Only one Democratic member of Congress sits on the five person commission overseeing the controversial $500 corporate bailout package passed last month in response to the novel Coronavirus (COVID-19) pandemic. On Wednesday, she admitted to violating federal law related to stock disclosures.
Rep. Donna Shalala (D-Florida) was handpicked by House Majority Leader Nancy Pelosi last Friday as the lone elected Democrat on the bipartisan CARES Act oversight panel. In a press release announcing her decision, Pelosi said Shalala would make sure the half-trillion-dollar corporate slush fund would be “used wisely and efficiently.”
Critics, however, quickly noted a potential problem with Shalala at the helm. She appeared to be broadly and deeply invested in several companies queued up at the front of the line for the $500 billion slush fund set aside for huge corporations impacted by the pandemic.
According to Shalala’s most-recently filed financial disclosure report, she owns stocks in Boeing, Alaska Airlines, Spirit Aerosystems, Chevron, ConocoPhillips, Royal Dutch Shell, Occidental Petroleum, Paramount, Live Nation, AMC Theaters, Choice Hotels, TripAdvisor, Ralph Lauren, Burlington Stores and several other companies particularly hard hit by the present economic downturn.
The appearance of impropriety here was first noted by financial crimes reporter David Dayen in The American Prospect.

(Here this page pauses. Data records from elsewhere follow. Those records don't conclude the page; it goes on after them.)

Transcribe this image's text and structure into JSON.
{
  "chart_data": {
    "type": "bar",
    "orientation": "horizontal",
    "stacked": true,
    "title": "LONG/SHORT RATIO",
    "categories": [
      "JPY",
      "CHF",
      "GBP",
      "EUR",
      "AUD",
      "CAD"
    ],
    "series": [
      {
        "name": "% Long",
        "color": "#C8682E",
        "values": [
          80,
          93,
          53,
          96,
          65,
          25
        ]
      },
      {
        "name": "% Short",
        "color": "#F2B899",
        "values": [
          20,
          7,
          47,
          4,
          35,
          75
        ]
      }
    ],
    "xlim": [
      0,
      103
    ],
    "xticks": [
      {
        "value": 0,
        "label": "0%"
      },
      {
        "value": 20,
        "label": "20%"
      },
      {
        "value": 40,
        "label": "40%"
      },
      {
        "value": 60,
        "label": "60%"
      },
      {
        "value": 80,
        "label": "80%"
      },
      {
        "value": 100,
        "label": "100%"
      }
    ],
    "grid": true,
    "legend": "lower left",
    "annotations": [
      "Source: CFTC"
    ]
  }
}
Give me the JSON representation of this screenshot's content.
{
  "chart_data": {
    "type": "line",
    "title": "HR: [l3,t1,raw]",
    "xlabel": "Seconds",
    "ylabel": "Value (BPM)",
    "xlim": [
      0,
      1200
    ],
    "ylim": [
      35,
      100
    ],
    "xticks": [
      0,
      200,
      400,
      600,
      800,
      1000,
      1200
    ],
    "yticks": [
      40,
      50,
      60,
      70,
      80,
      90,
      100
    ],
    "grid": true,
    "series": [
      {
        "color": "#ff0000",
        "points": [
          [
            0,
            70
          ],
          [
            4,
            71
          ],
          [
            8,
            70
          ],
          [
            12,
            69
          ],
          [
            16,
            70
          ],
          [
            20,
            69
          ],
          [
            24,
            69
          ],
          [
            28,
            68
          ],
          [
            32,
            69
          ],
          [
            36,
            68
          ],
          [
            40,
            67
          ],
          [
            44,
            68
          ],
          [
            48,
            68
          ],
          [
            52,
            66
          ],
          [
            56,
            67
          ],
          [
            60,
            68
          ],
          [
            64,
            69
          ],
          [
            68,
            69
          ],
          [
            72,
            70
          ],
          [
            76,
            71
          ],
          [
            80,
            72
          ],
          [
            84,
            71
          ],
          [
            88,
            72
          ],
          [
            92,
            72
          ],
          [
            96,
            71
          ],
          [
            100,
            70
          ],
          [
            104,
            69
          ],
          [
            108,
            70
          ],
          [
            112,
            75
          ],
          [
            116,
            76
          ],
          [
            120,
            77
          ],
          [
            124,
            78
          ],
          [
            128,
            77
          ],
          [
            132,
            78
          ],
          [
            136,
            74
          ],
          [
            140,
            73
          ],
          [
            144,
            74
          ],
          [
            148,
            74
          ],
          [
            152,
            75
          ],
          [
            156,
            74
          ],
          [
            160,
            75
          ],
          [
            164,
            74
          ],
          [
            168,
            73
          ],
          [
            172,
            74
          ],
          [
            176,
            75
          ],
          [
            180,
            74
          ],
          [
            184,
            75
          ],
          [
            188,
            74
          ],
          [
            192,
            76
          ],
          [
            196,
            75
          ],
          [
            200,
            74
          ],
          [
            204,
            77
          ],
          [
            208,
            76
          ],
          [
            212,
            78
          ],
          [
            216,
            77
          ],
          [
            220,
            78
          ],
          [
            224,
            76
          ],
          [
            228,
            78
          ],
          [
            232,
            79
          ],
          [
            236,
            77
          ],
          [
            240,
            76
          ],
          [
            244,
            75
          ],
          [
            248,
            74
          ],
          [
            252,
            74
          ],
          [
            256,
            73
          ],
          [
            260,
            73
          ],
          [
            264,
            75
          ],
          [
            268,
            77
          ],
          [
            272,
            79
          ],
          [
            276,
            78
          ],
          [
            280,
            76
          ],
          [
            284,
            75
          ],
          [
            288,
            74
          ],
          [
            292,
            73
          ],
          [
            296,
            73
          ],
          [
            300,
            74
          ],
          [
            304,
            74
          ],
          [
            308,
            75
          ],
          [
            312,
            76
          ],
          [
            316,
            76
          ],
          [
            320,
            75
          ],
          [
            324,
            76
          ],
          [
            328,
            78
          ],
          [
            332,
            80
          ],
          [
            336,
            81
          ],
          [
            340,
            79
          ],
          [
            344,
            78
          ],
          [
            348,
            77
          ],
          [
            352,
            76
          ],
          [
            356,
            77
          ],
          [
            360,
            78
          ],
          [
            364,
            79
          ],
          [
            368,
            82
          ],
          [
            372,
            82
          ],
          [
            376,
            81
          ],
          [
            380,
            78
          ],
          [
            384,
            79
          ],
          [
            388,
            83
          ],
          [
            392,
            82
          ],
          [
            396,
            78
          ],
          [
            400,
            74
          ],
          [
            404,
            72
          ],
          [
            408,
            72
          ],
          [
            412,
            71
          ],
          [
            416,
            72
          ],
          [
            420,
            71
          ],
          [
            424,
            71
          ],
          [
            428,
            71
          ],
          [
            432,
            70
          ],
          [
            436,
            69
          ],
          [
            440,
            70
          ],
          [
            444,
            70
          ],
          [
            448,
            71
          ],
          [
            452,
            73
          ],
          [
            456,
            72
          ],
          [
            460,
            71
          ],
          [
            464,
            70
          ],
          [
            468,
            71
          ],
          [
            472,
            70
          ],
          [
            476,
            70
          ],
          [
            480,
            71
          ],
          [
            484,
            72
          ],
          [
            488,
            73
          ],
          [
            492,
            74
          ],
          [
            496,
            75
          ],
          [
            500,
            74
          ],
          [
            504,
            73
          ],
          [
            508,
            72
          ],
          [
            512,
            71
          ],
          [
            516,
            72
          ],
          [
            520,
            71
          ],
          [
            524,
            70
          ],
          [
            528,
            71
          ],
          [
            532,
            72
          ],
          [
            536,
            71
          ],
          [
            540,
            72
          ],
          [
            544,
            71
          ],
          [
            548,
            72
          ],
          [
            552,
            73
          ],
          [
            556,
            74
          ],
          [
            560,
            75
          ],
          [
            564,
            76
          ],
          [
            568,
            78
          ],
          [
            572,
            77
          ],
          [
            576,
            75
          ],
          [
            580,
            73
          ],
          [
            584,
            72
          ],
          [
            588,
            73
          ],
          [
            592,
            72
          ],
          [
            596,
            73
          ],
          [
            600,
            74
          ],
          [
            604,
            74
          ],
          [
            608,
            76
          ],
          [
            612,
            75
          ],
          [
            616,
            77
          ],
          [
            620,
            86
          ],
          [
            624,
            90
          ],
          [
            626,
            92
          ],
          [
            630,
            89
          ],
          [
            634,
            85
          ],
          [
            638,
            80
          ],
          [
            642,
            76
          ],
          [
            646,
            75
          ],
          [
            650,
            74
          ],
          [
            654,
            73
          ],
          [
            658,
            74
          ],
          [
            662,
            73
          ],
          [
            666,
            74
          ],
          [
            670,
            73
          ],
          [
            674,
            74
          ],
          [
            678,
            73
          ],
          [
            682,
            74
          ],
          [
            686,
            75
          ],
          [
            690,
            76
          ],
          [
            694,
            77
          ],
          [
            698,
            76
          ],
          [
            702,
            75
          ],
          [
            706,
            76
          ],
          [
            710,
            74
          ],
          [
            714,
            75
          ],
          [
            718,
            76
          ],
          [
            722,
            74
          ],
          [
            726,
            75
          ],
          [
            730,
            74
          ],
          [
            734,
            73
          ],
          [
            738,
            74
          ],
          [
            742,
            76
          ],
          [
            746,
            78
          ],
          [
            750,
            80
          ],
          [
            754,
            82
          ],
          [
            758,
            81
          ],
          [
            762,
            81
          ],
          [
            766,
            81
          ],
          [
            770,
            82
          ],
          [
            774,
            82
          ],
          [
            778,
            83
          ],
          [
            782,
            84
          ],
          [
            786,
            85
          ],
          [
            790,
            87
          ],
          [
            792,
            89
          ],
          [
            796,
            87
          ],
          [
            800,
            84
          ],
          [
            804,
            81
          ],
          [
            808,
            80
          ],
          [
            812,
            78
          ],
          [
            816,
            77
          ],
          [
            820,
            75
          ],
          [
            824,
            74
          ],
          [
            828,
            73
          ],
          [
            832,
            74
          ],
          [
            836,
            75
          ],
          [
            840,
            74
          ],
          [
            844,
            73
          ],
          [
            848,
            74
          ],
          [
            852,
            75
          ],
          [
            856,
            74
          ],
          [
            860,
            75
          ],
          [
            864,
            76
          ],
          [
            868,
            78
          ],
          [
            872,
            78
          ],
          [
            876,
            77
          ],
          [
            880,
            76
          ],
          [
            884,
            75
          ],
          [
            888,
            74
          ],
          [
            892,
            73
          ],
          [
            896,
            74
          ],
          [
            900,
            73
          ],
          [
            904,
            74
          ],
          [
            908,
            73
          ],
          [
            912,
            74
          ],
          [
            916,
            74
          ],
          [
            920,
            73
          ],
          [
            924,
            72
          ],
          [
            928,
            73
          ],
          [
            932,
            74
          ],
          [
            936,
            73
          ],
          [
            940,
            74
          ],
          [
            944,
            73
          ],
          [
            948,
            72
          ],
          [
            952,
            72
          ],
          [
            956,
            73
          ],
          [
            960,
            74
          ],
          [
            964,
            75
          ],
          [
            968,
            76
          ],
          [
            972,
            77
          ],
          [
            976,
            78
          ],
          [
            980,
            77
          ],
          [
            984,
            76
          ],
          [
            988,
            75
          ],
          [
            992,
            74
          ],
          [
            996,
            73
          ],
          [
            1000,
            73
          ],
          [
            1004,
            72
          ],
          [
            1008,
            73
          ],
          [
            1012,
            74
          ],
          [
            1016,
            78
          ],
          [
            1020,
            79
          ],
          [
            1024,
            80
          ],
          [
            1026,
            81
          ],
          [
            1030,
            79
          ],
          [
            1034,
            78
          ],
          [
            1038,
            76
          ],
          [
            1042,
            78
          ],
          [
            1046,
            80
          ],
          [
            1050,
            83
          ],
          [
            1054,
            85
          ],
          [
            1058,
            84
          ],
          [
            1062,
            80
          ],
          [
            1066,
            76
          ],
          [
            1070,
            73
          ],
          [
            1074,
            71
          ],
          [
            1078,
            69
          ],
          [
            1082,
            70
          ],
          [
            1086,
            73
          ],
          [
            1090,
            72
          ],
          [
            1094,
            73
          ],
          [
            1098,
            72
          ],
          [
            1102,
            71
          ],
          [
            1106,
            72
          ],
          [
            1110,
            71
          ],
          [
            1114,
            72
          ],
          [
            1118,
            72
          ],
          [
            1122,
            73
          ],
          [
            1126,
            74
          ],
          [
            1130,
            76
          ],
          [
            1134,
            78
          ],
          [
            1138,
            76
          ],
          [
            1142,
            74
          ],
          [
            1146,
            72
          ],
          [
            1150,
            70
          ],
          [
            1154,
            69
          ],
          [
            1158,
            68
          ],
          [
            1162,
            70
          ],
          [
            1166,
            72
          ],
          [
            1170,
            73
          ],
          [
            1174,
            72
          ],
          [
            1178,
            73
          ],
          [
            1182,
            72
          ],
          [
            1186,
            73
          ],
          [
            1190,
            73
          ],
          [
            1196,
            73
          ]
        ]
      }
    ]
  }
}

On Tuesday, Dayen reported that Shalala had actually divested from many of the stocks in question–but had apparently failed to file the necessary disclosures mandated by federal law. Shalala’s office initially responded to the controversy by lying about it.
Shalala spokesperson Carlos Condarco initially said: “the Congresswoman has filed all the necessary disclosures required under the STOCK Act.”
But that wasn’t actually true.
On Tuesday evening, Shalala’s office admitted that she had, in fact, violated the STOCK Act.
“She had a misunderstanding about the periodic transaction report process and her need to report the sale of these stocks while preparing a blind trust,” Condarco admitted in a statement to the Miami Herald. “As a new member with a broker and attorney who were not familiar with the congressional disclosure rules, there was a misunderstanding.”
Per the terms of that 2012 law, individual members of Congress are required to file disclosures of any and all stock sales or purchases “in no case later than 45 days after such transaction.” Those disclosures are made to the House and Senate Ethics Committees.
The Clerk of the House of Representatives is the authority entrusted to make sure that representatives’ disclosures become public record by releasing Periodic Transaction Reports. The upper chamber’s filings are administered by the Senate Secretary and Sergeant at Arms.
In each case, the process can be likened to yearly financial disclosure reports but STOCK Act reports are supposed to be filed in a much more timely fashion–within 45 days–assuming that any such qualifying economic activity occurs to trigger the law.
Shalala, however, has not filed a single such disclosure report with the House Ethics Committee.
“Not understanding disclosure is a pretty bad look for the member of Congress chosen to force disclosure out of the Treasury Department and Federal Reserve on its lending programs,” Dayen noted in a Wednesday update.
But Shalala admittedly violated the disclosure provision of the STOCK Act in a video posted to Twitter on Wednesday afternoon.
“It was my mistake and I take full responsibility,” she told Miami’s local CBS affiliate.
According to the Democratic Party’s lead bailout oversight official, she dumped her stocks immediately after being elected to the House of Representatives in 2018 and was aware of her obligations but decided against filing the necessary disclosures anyway.
“Look, I knew what the law was,” Shalala continued. “I missed the deadlines. And I have to take responsibility, personal responsibility for doing that. No one else is responsible except for me.”
Public Citizen’s Craig Holman told the Herald that the public disclosure requirement was effectively the heart of the law and that by ignoring those provisions, Shalala had robbed the public of the opportunity to hold her to account.
He went on to explain the STOCK Act’s importance:
The reporting requirement is exceedingly important. It’s perhaps the most important element of the entire STOCK Act. The reporting requirement gives the public and press a real-time view of stock trading activity by members of Congress. That type of disclosure would allow us to uncover what would appear to be insider trading for [North Carolina Sen. Richard] Burr and [Georgia Republican Sen. Kelly] Loeffler.
Pelosi, for her part, is sticking by her decision to name Shalala to the highly influential post–despite her acknowledged violation of federal law.
“Congresswoman Shalala has the Speaker’s complete confidence as she works to hold the Administration accountable to the taxpayer through the CARES Congressional Oversight Commission,” Pelosi spokesperson Drew Hammill told the press on Wednesday.
Pelosi’s office added that Shalala “has been working with the Ethics Committee to address this issue since she became aware of it.”